Kolejne pytania ws. śmierci Leppera. Czy były wicepremier szantażował Ryszarda Krauzego?

Obrazek użytkownika Ursa Minor
Notka

Andrzej Lepper mógł szantażować jednego z najbogatszych polskich biznesmenów Ryszarda Krauzego – przekonuje tygodnik „Wprost”. I nie wyklucza, że może mieć to związek z aferą przeciekowa.

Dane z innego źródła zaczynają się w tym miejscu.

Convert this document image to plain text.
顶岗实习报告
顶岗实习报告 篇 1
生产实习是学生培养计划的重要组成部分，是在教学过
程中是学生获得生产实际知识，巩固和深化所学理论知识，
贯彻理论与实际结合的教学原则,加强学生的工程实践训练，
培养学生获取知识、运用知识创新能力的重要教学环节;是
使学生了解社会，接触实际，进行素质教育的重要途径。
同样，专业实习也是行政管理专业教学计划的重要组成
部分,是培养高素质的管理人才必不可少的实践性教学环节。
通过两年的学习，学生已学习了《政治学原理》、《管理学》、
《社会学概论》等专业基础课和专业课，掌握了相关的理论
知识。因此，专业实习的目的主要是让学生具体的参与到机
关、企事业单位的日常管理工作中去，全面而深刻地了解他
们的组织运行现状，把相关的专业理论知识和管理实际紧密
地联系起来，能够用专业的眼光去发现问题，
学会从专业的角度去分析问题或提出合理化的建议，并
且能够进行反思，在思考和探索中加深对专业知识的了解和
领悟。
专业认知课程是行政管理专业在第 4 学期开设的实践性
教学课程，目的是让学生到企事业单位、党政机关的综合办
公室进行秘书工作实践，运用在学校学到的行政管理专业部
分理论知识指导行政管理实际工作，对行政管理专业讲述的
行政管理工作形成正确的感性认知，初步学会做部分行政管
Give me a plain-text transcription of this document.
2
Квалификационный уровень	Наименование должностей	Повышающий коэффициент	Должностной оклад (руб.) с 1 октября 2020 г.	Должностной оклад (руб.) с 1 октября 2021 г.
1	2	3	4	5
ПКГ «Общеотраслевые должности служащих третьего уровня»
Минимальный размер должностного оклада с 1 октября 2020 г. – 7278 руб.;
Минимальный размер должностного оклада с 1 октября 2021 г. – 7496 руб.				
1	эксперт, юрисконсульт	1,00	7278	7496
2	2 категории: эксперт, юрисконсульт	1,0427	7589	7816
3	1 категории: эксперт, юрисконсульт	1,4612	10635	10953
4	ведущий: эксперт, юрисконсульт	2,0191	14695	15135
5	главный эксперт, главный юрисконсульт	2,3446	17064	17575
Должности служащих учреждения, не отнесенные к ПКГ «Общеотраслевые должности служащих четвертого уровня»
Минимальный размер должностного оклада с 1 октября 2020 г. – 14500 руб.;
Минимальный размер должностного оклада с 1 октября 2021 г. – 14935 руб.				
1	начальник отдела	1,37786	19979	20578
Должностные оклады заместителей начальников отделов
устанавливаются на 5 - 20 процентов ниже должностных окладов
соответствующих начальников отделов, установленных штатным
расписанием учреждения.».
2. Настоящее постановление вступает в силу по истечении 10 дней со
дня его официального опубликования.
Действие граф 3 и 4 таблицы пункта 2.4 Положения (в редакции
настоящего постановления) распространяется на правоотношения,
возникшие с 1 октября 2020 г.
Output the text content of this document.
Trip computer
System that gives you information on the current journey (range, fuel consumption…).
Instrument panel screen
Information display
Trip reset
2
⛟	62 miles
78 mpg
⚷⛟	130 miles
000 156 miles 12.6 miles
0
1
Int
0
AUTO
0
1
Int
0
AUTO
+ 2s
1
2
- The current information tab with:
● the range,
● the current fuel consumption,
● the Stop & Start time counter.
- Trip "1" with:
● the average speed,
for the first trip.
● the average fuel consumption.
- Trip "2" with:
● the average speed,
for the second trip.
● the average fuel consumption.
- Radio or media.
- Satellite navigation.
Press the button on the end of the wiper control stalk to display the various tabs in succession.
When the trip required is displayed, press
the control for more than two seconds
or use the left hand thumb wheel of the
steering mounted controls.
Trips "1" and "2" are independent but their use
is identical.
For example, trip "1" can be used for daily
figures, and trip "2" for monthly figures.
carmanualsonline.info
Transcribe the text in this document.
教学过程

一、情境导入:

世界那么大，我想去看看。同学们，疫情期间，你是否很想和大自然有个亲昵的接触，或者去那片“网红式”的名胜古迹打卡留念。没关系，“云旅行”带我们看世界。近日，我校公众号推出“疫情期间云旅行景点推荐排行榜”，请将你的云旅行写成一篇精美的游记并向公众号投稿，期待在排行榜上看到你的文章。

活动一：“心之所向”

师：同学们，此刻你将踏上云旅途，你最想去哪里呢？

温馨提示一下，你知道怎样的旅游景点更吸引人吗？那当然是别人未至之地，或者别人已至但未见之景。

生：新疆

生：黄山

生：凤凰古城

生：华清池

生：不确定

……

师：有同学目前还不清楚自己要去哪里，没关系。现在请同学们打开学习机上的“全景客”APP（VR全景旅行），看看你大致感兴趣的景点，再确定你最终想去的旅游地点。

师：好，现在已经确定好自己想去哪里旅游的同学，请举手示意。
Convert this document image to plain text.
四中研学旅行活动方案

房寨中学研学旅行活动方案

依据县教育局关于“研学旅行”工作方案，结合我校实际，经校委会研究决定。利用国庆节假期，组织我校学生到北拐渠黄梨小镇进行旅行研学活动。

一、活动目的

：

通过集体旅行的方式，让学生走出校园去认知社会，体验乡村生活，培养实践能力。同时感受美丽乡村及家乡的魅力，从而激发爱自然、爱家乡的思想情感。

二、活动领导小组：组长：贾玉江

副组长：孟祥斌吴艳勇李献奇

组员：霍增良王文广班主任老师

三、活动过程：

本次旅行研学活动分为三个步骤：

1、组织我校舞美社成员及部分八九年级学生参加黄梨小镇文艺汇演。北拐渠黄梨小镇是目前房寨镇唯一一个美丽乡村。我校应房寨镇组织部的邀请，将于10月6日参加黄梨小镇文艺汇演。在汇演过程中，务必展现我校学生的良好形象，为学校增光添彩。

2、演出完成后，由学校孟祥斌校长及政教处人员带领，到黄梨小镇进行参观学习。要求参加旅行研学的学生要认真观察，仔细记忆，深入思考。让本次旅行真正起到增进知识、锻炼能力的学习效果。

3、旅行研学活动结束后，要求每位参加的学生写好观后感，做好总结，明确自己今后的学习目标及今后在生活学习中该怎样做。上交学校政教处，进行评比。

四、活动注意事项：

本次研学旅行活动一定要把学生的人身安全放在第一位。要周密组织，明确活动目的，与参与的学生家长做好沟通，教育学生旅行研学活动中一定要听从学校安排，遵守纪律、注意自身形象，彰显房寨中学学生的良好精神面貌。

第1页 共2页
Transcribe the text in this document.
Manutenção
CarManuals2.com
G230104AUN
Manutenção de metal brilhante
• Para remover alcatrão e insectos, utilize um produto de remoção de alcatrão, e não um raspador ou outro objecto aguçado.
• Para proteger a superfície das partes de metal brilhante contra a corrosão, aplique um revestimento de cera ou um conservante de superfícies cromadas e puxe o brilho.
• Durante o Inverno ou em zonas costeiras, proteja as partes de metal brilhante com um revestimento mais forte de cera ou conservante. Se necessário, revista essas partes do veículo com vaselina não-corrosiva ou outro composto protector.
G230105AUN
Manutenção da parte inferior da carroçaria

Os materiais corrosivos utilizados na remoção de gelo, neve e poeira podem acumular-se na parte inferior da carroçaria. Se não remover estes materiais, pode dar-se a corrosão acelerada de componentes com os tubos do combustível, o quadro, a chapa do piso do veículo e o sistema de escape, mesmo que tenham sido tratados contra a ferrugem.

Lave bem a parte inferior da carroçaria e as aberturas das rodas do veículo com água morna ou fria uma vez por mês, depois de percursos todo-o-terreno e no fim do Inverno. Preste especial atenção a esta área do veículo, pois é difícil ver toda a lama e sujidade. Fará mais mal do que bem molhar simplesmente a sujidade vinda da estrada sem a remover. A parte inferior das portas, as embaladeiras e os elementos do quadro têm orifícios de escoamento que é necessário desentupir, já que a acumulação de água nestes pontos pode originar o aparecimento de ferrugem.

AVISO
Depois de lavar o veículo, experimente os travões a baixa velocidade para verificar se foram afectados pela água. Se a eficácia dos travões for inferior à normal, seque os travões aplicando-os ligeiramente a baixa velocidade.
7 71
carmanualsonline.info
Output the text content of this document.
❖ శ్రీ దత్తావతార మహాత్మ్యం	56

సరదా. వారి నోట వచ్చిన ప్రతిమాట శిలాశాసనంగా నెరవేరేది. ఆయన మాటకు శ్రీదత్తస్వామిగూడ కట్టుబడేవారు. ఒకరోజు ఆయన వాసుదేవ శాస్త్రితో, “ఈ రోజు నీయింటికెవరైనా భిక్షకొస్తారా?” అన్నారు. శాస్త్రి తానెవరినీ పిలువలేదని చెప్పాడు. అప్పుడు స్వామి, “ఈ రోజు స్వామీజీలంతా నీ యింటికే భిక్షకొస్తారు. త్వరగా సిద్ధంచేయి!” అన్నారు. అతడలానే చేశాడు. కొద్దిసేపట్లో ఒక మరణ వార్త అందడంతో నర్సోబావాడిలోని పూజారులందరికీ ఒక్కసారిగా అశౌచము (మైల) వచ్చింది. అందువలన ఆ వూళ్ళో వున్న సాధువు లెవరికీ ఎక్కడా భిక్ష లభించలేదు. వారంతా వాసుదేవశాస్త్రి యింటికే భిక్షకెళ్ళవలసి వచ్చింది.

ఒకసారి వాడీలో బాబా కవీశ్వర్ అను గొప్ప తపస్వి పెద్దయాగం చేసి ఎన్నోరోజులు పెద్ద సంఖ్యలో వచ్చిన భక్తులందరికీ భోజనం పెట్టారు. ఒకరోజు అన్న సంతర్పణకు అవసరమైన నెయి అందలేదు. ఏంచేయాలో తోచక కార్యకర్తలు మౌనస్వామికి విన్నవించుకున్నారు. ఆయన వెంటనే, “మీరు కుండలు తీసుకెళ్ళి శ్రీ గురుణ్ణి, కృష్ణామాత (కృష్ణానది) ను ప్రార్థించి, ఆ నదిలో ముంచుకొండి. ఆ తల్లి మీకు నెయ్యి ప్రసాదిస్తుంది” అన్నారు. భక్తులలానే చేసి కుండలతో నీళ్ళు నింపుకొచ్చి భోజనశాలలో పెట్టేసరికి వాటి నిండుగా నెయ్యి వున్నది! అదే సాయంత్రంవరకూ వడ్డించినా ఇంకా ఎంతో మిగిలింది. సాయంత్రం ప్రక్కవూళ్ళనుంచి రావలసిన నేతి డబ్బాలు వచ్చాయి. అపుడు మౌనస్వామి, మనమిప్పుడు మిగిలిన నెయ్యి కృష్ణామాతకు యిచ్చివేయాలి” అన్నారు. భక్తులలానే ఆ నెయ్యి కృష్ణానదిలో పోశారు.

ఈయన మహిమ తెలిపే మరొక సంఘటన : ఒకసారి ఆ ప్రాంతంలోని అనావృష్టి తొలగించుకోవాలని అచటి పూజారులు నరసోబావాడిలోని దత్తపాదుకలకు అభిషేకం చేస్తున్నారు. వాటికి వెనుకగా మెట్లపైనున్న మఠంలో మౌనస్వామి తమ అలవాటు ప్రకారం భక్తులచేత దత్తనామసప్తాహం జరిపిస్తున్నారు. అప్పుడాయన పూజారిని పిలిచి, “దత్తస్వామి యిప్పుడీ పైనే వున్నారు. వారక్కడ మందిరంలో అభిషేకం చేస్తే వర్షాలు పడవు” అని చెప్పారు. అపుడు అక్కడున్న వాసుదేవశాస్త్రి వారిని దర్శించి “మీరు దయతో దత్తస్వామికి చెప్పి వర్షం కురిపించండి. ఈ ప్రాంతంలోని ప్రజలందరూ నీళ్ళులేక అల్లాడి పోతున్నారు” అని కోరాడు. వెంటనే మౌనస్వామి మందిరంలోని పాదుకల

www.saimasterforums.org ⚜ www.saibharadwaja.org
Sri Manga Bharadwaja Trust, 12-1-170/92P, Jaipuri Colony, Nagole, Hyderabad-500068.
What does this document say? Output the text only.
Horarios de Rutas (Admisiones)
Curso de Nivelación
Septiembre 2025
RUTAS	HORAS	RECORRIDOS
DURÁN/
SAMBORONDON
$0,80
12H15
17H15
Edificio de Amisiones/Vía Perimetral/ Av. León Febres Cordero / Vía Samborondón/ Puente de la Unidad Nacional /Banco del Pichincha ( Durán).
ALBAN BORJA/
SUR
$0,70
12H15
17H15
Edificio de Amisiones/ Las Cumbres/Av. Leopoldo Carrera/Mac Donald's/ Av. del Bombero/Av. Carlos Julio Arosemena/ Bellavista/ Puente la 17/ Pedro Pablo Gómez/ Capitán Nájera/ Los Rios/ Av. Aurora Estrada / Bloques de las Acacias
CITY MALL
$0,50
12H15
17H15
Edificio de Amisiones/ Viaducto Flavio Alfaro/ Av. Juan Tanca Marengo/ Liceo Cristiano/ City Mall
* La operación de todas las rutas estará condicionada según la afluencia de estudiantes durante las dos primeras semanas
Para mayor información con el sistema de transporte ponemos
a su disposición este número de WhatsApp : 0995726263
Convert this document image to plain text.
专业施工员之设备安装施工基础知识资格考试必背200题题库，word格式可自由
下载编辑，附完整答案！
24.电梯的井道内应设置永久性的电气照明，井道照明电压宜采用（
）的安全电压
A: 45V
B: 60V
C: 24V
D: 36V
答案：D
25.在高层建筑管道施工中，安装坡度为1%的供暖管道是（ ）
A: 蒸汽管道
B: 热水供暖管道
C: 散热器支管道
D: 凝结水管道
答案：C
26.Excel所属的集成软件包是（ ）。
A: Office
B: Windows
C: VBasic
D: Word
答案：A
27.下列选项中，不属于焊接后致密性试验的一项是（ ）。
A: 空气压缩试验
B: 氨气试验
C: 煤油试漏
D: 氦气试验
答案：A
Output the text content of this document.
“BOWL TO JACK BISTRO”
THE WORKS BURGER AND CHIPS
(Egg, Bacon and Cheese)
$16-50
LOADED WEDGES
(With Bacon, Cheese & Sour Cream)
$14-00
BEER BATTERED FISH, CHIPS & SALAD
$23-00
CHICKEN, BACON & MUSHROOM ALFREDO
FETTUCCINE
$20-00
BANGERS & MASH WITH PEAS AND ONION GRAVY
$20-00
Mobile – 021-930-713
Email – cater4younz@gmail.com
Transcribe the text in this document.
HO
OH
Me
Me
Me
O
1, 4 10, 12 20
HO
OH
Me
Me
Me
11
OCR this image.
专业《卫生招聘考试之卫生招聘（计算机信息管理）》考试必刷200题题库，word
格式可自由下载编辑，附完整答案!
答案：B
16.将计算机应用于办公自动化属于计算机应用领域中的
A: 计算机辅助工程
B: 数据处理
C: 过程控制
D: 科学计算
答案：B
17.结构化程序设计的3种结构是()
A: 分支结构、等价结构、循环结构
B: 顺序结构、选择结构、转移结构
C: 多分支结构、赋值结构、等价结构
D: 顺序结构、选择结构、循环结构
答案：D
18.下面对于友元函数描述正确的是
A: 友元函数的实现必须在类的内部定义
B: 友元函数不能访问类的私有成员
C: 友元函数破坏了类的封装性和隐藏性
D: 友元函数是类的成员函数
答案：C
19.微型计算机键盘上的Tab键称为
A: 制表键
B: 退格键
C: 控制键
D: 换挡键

„Na początku 2011 roku, jakieś pół roku przed śmiercią zgłosił się do mnie Andrzej Lepper. Wiedział, że znam się z Ryszardem. Lepper wyciągnął mnie na spacer i mówi: „Jak będą przesłuchiwać mnie i Łyżwińskiego (poseł, bliski współpracownik lidera Samoobrony – red.) to my nic nie powiemy, niech pan to powie Ryszardowi”. Byłem zdziwiony. Pytam Leppera: „Panie Andrzeju, ale co mam mu powiedzieć?”. Lepper dawał do zrozumienia, że jak Krauze pomoże, da parę złotych, to oni będą dalej milczeć. Nie chciał jasno powiedzieć, o co chodzi. Opowiedziałem o tym Krauzemu, ten odparł: „Lepper zwariował, znów chce pieniędzy” - opowiadał tygodnikowi biznesmen.

Z tych słów dziennikarze tygodnika wyciągają wniosek, że Lepper mógł szantażować Krauzego ujawnieniem informacji. Jakich? Dziennikarze wskazują, że mogło chodzić o informacje na temat afery przeciekowej. „Sześć lat temu Lepper został ostrzeżony, że Centralne Biuro Antykorupcyjne szykuje przeciw niemu akcję. Przeciek miał do polityka miał pójść właśnie za pośrednictwem Krauzego. Procesowo nie udało się tego dowieść” - podkreślają. Jakie mogły być powody ujawnienia informacji? „Krauze dobrze znał się z Lepperem, który wówczas pełnił funkcję wicepremiera. Byli po imieniu, ich relacje określiłbym wręcz jako familiarne. Krauze po prostu chciał, żeby przychylny mu polityk pozostał na ważnym stanowisku w rządzie” - wskazują.